En el mundo postsecular, los cristianos no pueden actuar simplemente como si Dios no existiera. La demanda de trascendencia sigue dale que dale, inquebrantable, en muchas personas. Se ha de tener claro que el ser humano es una pregunta para sí mismo y que la única respuesta plena y última es el Dios unitrino.

El don de Consejo

El «giro antropológico» de la edad moderna en la comprensión de la fe, que trató de poner al verdadero ser humano en el centro, sólo tiene consistencia a largo plazo si viene integrado en una perspectiva teocéntrica. Es llegado el momento de un verdadero retorno al espíritu mediante la radical reorientación del hombre y de todas las cosas hacia Dios.

Justamente por ello el debate ecuménico actual permanece también a menudo restringido a cuestiones intraeclesiales y sociales. Si las mismas Iglesias pierden de vista a Dios como centro determinante de todo y se concentran en cuestiones secundarias, acabarán destruyéndose a sí mismas. Y al contrario, si logramos responder desde Dios a las preguntas existenciales de los seres humanos, alcanzando así su dimensión religiosa de profundidad, la fe cristiana cobrará entonces relevancia y vigor para la gente, y las Iglesias se volverán lugares donde buscar y encontrar a Dios.

Justamente aquí es donde el Espíritu Santo ha de ser invocado como Espíritu Septiforme para que se digne otorgarnos el don de Consejo, ese don que nos ha de permitir responder desde Dios a las preguntas existenciales del hombre. El Espíritu Septiforme será quien resuelva nuestros problemas a base del don de Consejo.

Una vez acogido humildemente en nuestro corazón, el Espíritu Santo comienza a hacernos sensibles a su voz y a orientar nuestros pensamientos, sentimientos, acciones e intenciones según el corazón de Dios.

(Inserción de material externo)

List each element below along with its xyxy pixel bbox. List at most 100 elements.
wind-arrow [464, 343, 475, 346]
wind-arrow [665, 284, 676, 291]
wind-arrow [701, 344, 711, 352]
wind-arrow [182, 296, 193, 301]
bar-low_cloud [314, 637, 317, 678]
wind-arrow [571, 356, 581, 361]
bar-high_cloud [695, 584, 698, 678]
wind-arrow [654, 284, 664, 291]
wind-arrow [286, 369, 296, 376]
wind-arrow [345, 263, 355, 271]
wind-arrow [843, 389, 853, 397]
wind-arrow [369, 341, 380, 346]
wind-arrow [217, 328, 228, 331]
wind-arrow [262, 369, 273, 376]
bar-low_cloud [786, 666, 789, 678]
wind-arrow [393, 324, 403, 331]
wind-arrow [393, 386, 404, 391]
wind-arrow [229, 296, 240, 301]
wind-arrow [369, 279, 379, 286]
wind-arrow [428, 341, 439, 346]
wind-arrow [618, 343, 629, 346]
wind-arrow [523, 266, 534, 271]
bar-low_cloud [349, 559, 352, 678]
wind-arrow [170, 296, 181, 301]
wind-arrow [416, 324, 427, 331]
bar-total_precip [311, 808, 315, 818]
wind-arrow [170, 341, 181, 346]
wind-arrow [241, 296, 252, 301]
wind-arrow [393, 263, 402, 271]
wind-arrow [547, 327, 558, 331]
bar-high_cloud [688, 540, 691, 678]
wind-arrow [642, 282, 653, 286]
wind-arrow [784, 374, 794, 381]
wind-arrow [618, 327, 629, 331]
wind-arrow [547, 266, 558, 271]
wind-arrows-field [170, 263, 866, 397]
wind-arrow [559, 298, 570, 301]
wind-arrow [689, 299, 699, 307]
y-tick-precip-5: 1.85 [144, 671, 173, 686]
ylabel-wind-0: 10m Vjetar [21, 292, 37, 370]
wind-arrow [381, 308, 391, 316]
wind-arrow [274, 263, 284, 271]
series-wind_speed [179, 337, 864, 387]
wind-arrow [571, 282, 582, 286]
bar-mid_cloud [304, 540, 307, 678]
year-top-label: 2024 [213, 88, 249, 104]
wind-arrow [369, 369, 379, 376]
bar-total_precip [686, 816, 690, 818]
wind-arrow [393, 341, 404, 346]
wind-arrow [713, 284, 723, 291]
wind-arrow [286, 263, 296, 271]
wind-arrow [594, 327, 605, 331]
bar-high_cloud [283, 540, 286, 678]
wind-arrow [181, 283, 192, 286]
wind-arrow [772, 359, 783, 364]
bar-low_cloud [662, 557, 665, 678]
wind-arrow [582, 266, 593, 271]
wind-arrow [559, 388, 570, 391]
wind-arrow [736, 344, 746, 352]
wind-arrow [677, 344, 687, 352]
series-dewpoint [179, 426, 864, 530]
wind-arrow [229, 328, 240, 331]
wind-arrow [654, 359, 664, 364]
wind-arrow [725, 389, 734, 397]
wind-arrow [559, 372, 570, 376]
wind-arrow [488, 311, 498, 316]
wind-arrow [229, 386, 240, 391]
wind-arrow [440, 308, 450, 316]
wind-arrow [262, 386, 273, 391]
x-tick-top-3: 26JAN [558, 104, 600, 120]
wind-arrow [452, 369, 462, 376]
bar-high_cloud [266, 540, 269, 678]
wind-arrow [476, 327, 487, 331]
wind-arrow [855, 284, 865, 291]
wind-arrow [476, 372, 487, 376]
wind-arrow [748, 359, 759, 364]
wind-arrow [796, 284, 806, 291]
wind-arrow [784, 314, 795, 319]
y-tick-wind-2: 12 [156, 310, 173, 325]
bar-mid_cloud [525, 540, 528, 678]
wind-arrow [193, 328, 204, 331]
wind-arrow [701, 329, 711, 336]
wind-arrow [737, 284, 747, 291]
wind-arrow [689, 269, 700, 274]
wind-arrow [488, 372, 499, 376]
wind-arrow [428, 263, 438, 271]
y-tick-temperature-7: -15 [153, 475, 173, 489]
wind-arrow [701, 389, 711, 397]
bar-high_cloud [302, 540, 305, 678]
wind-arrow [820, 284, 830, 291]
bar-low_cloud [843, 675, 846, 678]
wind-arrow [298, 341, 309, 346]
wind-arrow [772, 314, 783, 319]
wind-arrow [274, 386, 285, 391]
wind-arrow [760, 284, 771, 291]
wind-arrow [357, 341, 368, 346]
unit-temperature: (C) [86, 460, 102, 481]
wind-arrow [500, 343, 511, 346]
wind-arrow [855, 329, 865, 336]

Al mismo tiempo, nos conduce cada vez más a dirigir nuestra mirada interior hacia Jesús, como modelo de nuestra manera de actuar y de relacionarnos con Dios Padre y con los hermanos. Porque el ecumenismo no es activismo eclesial, ni diplomacia eclesiástica, ni académicas formas de dialogar, ni pérdida de tiempo como algunos envarados eclesiásticos largan a veces.

La unidad solo se nos puede regalar como fruto de la oración, a través del Espíritu enviado por el Padre. En tal sentido, el ecumenismo es -dicho en síntesis- participar en la oración de Jesús, y la oración por la unidad es el camino principal de la causa ecuménica.

No sobrará recordar que el aprendizaje de la oración es, en definitiva, educación para acoger al Espíritu Santo, cuya presencia en el orante y en la oración misma constituye precisamente aquel carisma de ocultamiento del que habla Jesús en Mt 6,5s. De ahí también que la oración pueda pasar -porque lo es- como el compendio del Espíritu y de sus dones (cf. Lc 11,13).

El carácter de don, propio del Espíritu de la oración, se apoya en la pericia de nuestra impotencia y debilidad, según Rm 8,26s: «Pues nosotros no sabemos cómo pedir para orar como conviene; mas el Espíritu mismo intercede por nosotros, con gemidos inefables, y el que escruta los corazones conoce cuál es la aspiración del Espíritu, y que su intercesión a favor de los santos es según Dios», pues «todos los que son guiados por el espíritu de Dios son hijos de Dios» (Rm 8,14).